O Brasil ainda não controlou a pandemia e não há expectativa de uma vacina para 2020. “Além disso, as pessoas estão cansadas do isolamento social, então o Natal vai apresentar muitas restrições tanto financeiras quanto de mobilidade física. Por exemplo, com o novo olhar para o domicílio, dificilmente haverá grandes eventos que tenham aglomeração, os consumidores passarão a olhar para sua própria casa e se reunir com um grupo menor de convidados. A busca será por refeições e porções menores, e com o foco maior em uma experiência gastronômica. Os restaurantes devem estar antenados para atender esse novo consumo”, explica Elizeu Barroso Alves, coordenador dos cursos de Gestão Comercial e Varejo Digital do Centro Universitário Internacional Uninter.

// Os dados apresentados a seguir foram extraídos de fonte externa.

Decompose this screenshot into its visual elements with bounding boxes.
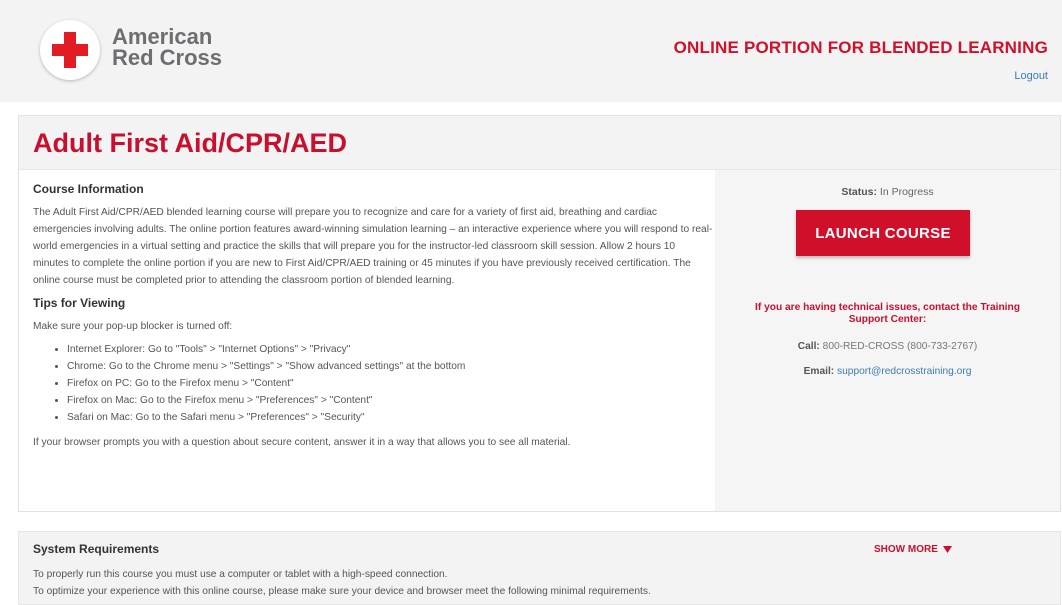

Neste final de 2020 acontecerão novos tipos de consumo, como a redefinição por parte dos consumidores do que é ‘festivo’ e ‘presenteável’. Devido às incertezas, as pessoas passarão a prolongar as suas decisões tanto de presente quanto das festividades de Natal e Ano Novo.

Mesmo com as restrições financeiras e de mobilidade impostas pela covid-19, um mapeamento da Nielsen Global Connect apontou que as pessoas vão manter suas comemorações. “Os varejistas devem se aprofundar na leitura desse cenário que soma ao mesmo tempo o desejo de comemorar e os receios impostos pelo vírus, para criar uma nova experiência de consumo”, finaliza Alves.